Artist Interviews 2022
By Laura Siebold
David Hollier is a practicing artist and is best known for his “imago verbosa” (drawing with words) series. Blending images and words by weaving together portraitures of famous personalities with some of their most well-known statements, David successfully moves his art into a category that cannot be easily defined, or categorized.
Hollier’s gallery New Apostle Gallery first opened in Britain to promote his own art, but now, adding its US branch, represents various other artists that are unified in their common dedication to art as a life mission. Read on to learn more about David Hollier’s art.
David, I discovered your work at The LA Art Show in January 2022 and was fascinated by your “imago verbosa” (drawing with words) series. How did you get the idea to blend portraits of political and cultural items and their famous words in a single image? How long have you been working on this technique?
I started making images with words about 2009. Previously I had been experimenting with creating images solely out of a group of parallel lines, where the image was darker the line was thicker. Then I decided to use text instead where the image was darker, so the text was more concentrated. In 2010, I was commissioned to paint a portrait of a friend for his 40th birthday, so I decided to make his portrait from text about his life, from birth to 40. It was very well received, and I realized I was on to something.

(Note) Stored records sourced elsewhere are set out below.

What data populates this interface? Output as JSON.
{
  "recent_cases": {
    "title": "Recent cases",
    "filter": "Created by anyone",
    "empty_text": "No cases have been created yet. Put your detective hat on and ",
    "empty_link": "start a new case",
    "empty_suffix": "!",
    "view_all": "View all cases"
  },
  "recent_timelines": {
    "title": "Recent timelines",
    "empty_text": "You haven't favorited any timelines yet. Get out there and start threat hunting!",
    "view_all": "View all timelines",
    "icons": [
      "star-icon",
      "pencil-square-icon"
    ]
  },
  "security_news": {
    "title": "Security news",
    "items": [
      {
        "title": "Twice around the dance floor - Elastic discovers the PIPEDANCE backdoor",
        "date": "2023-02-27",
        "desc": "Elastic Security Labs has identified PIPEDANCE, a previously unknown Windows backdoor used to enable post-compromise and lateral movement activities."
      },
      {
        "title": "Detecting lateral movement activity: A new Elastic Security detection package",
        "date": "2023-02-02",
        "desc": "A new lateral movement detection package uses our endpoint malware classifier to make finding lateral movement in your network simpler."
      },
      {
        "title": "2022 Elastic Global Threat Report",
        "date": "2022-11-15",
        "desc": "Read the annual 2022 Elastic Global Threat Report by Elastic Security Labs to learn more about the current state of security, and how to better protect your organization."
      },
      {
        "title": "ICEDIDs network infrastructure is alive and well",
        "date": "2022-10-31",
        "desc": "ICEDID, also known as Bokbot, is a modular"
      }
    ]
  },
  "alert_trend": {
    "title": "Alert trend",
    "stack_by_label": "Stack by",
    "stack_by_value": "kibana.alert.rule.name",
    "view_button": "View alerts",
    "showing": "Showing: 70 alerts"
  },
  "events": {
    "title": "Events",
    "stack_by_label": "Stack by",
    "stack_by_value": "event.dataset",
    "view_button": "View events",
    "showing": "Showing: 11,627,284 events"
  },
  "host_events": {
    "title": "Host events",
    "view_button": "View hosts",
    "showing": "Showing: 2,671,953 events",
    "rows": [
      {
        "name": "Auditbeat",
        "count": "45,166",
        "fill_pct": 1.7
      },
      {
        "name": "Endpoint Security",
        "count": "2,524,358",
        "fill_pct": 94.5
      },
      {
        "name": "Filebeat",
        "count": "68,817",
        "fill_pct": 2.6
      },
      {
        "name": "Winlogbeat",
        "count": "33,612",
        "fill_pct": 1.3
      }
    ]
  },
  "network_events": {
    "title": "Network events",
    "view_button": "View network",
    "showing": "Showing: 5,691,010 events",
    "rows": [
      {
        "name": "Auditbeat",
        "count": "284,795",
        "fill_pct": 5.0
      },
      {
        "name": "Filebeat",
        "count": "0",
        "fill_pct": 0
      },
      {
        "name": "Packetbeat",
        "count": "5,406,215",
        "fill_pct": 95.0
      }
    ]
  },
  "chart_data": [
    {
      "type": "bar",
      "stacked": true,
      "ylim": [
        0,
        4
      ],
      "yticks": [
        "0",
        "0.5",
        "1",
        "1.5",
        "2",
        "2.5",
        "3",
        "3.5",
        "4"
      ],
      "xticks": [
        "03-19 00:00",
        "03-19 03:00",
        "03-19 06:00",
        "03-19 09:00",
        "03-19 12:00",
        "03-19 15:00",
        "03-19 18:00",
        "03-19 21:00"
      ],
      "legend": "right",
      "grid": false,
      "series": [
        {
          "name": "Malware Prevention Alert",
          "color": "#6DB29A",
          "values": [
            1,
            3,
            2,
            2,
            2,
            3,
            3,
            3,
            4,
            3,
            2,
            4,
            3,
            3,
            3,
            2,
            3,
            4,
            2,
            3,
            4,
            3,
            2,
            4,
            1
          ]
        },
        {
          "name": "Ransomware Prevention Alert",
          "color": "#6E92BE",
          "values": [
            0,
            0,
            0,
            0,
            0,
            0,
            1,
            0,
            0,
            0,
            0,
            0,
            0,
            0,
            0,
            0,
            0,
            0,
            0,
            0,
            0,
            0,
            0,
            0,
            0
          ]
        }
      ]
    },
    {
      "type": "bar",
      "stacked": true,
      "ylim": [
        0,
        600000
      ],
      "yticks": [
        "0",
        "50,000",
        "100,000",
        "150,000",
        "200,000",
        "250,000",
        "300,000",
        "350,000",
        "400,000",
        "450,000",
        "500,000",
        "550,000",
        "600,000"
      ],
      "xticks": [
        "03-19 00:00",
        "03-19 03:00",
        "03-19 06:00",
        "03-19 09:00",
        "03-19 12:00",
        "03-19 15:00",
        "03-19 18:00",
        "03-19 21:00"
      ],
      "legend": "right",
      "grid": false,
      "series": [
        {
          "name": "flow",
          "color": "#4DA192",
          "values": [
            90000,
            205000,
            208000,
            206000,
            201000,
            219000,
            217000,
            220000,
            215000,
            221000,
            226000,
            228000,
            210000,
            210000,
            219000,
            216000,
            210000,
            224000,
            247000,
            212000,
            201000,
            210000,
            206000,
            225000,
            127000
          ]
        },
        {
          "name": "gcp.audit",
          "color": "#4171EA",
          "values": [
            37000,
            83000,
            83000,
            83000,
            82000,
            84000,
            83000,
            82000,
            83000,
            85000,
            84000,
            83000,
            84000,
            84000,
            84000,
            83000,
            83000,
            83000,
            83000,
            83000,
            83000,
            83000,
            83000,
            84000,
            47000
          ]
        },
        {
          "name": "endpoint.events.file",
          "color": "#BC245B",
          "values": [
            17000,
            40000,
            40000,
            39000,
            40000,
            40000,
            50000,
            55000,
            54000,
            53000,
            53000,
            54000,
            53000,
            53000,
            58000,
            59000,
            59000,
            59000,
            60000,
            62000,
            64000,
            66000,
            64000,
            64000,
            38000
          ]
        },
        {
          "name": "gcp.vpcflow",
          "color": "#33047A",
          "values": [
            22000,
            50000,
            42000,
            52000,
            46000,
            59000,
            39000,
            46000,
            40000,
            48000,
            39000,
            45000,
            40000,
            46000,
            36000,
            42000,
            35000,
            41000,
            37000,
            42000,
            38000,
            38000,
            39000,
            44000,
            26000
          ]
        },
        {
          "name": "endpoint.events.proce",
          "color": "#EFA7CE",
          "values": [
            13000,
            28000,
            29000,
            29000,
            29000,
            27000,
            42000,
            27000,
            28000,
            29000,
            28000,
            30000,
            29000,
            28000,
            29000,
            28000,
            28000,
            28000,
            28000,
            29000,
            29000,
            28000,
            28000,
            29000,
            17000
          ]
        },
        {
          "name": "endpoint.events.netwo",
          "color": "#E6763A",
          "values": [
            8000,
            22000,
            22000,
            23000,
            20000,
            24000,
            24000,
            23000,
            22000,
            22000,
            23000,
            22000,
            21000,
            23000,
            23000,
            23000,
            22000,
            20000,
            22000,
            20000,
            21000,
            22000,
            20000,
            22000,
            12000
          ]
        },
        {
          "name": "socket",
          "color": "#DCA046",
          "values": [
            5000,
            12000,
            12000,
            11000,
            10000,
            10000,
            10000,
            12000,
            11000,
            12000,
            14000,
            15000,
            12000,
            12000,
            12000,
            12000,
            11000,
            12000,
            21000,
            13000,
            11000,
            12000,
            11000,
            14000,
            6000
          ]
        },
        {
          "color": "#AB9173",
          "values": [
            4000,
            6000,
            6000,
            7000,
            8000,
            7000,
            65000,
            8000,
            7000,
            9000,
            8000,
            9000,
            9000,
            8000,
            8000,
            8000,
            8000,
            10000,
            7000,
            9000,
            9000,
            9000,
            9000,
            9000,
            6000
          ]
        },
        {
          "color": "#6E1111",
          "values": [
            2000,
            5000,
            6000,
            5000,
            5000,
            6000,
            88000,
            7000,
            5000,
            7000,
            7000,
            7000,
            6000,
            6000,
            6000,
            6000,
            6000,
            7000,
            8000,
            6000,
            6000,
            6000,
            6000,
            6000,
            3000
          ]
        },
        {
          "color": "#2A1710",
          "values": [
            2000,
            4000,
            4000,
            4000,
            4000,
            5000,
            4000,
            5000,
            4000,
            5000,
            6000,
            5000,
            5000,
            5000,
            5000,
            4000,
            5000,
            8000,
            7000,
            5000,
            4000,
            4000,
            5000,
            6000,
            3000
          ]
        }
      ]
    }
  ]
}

How do you choose which words you want to utilize for the “imago verbosa” series?
The initial concept was marrying iconic images with iconic words, whether that be speeches, prose, or songs.
Did you have an artistic upbringing? How would you describe the role of the artist in modern times? Elaborate.
Whilst I would say I come from a very creative family, art was considered a pastime, not a vocation. But for me, it was all I wanted to do. When I was 4, my father drew me a picture of 3 dinosaurs. I was transfixed, to me, they were so real. All I wanted to do was draw. When I was 10, my aunt taught me to paint with watercolor, now all I wanted to do was draw and paint. I'm very happy to say that's what I do.
Would you characterize your art as political or sociocritical?
I see it more as culturally relevant, but I guess some of it is social criticism.
Where do you position yourself as an artist? What can we learn from interacting with your art?
I'm a practicing artist, and very pleased to be able to do what I do. I have always been smitten by the idea that people have my artwork in their possession, hopefully on their walls, and that it brings them some joy and entertainment.
You’ve created several large-scale murals throughout your career. How do you choose the locations for those murals and what has been the most important one you’ve done so far?
I love the challenge of large-scale work, also I studied as a public artist, so a lot of my early career was creating and painting murals. The next one is and always will be the most important one.
New Apostle Gallery represents your art internationally. Is your art perceived differently in different countries?
I set up New Apostle Gallery so I could do an art fair in Miami in 2014, but then the first physical venue where I did an exhibition was in Stroud, England. Since then, I've mainly concentrated on the US market, being based in NYC for the past 20 years. I do have an international following but I think that mainly comes from all the shows I've done in Miami during Art Basel in December , which draws a huge international audience.
Do you have boundaries when it comes to portraying famous personalities? How do you decide which personality to portray next?
Initially, I painted people that had an impact on my life. Now a good percentage of my work comes from commissions.
Have you ever faced drawbacks in your career?
Not really. However, I'm not very good at the business side of things, which is so important these days.
Life on Earth is ephemeral, but art has the power to transcend time. What do you wish to be your artistic legacy?
Most of my work is in people's homes, but I'd love to see some in museums also.